Dans le monde de l’animation contemporaine et à l’ère du numérique, il est dur mais réaliste de se dire que les vieilles méthodes ont fait leur temps pour les spectateurs, du moins au cinéma. Alors que seuls Miyazaki et ses compères proposent encore des films dessinés sans numérique, sans doute de qualité mais aussi, il faut l’admettre, des échecs au box-office, le dessin animé est en effet dominé par la 3D et le relief.

Alors qu’ils en ont assez de travailler, les moutons se croient dans Animal’s Farm et organisent un coup d’Etat pour pouvoir s’enfuir de la ferme. Mais ils se retrouvent vite dépassés par les évènements, et sont lâchés en pleine ville…

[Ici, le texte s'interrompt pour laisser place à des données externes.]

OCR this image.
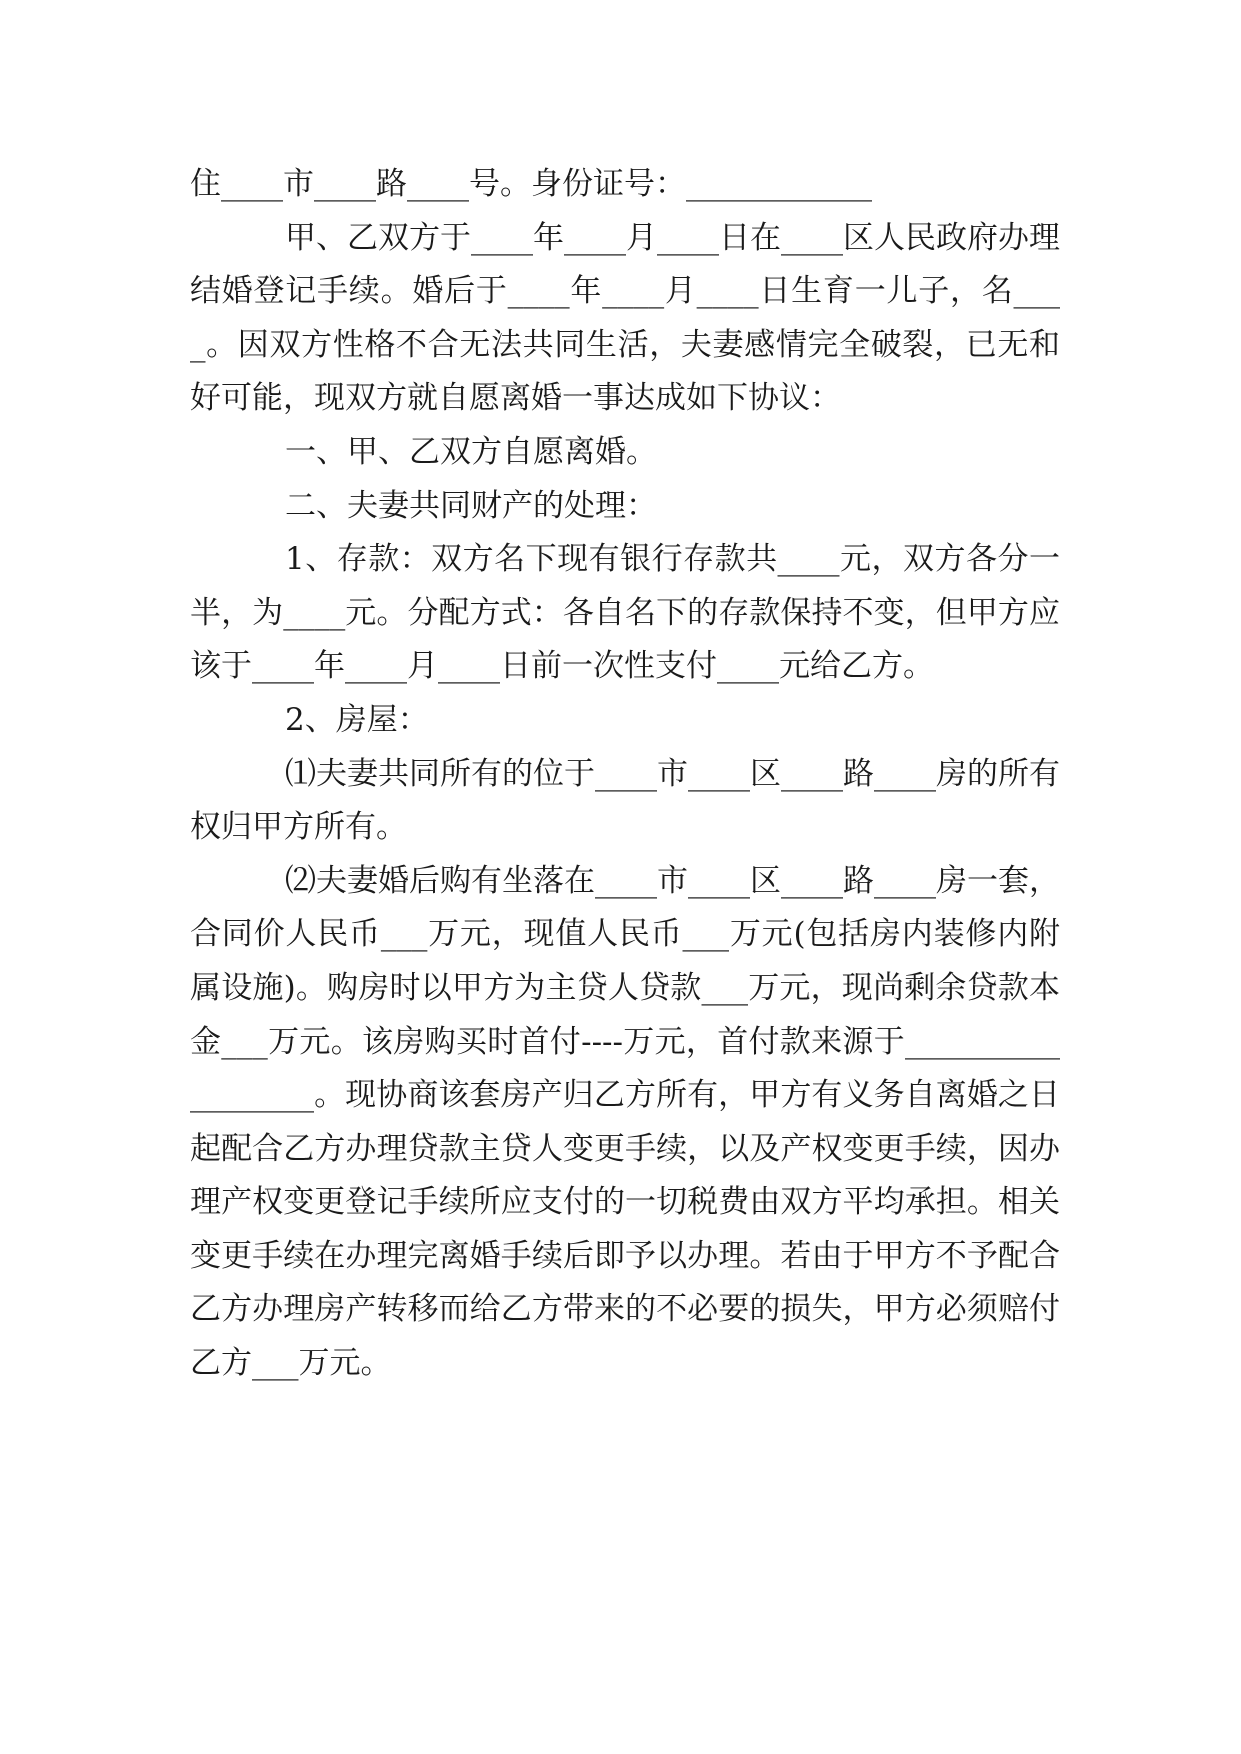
住____市____路____号。身份证号：____________

甲、乙双方于____年____月____日在____区人民政府办理结婚登记手续。婚后于____年____月____日生育一儿子，名____。因双方性格不合无法共同生活，夫妻感情完全破裂，已无和好可能，现双方就自愿离婚一事达成如下协议：

一、甲、乙双方自愿离婚。

二、夫妻共同财产的处理：

1、存款：双方名下现有银行存款共____元，双方各分一半，为____元。分配方式：各自名下的存款保持不变，但甲方应该于____年____月____日前一次性支付____元给乙方。

2、房屋：

⑴夫妻共同所有的位于____市____区____路____房的所有权归甲方所有。

⑵夫妻婚后购有坐落在____市____区____路____房一套，合同价人民币___万元，现值人民币___万元(包括房内装修内附属设施)。购房时以甲方为主贷人贷款___万元，现尚剩余贷款本金___万元。该房购买时首付----万元，首付款来源于__________________。现协商该套房产归乙方所有，甲方有义务自离婚之日起配合乙方办理贷款主贷人变更手续，以及产权变更手续，因办理产权变更登记手续所应支付的一切税费由双方平均承担。相关变更手续在办理完离婚手续后即予以办理。若由于甲方不予配合乙方办理房产转移而给乙方带来的不必要的损失，甲方必须赔付乙方___万元。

Pourtant, et c’est ce qui fait la beauté et l’ambition de la chose, certains irréductibles, gaulois ou non, parviennent encore à proposer du stop-motion. C’était le cas du très réussi Lego Movie des Miller, et c’est plus généralement celui des studios Aardman, créateurs des excellents Wallace et Gromit, Chicken Run mais aussi d’autres choses dont on parlera dans un prochain article. Bref, alors que Wallace et Gromit ont connu leur excellente adaptation cinématographique il y a quelques années (injustement boudé aux Oscars d’ailleurs, ce qui fait encore douté de leur légitimité, mais c’est un autre débat), c’est au tour de la nouvelle égérie Aardman de connaître une adaptation : Shaun le Mouton.

 

Le moins que l’on puisse dire, c’est que Aardman n’a pas vieilli. Alors que la série Shaun proposait déjà de la vraie qualité d’animation et un humour propre à la firme de production, l’adaptation par Mark Burton et Richard Starzak tire elle-aussi son épingle du jeu, et nous propose 1h30 de facéties de moutons, et ce sans paroles. Pas évident, alors que Disney, Dreamworks et autres proposent sans arrêt des films à animation survoltés et répliques, humaines ou animales, qui fusent. De ce point de vue là, Aardman est très ambitieux, et le résultat s’annonce fort reposant, et permet enfin d’apprécier un dessin animé pour enfant sans pour autant être étourdi en fin de film. Du point de vue de l’animation, la bê(êêêê)te est donc très réussie, la pâte à modeler est toujours aussi vintage attirante à l’oeil. Donc, la moitié du contrat est pour ainsi dire remplie dès les 2 premières minutes du film : le film est indéniablement une prouesse technique. 

 

shaun le mouton

Moutons en vadrouille @Aardman

 

Après la forme, il convient très classiquement de passer au fond. Shauners, vous ne serez pas décus, votre mouton préféré aura beaucoup à faire en 1h30, et le comique de situation n’aura jamais été aussi efficace au cinéma. Alors que certaines scènes, voir la totalité d’entre elles, provoquent une hilarité non dissimulée (la fantastique scène du restaurant en tête), d’autres fonctionnent surtout par un irrésistible comique de répétition, qu’il est pourtant si dur de manier sans agacer. Aardman ne se laisse jamais dépasser par le temps, et ne tombe jamais dans le remplissage pour satisfaire son cahier des charges, d’ailleurs il n’en a pas, est totalement libre de ses mouvements et ça se sent. Par ailleurs, jamais l’émotion n’aura été aussi naturelle devant Shaun, qui n’a de cesse d’intéresser et d’émouvoir sans jamais tenter par la mise en scène de tirer des larmes ou des rires forcés à son spectateur. A ce niveau là, on est très loin de Disney, et c’est assez rafraîchissant.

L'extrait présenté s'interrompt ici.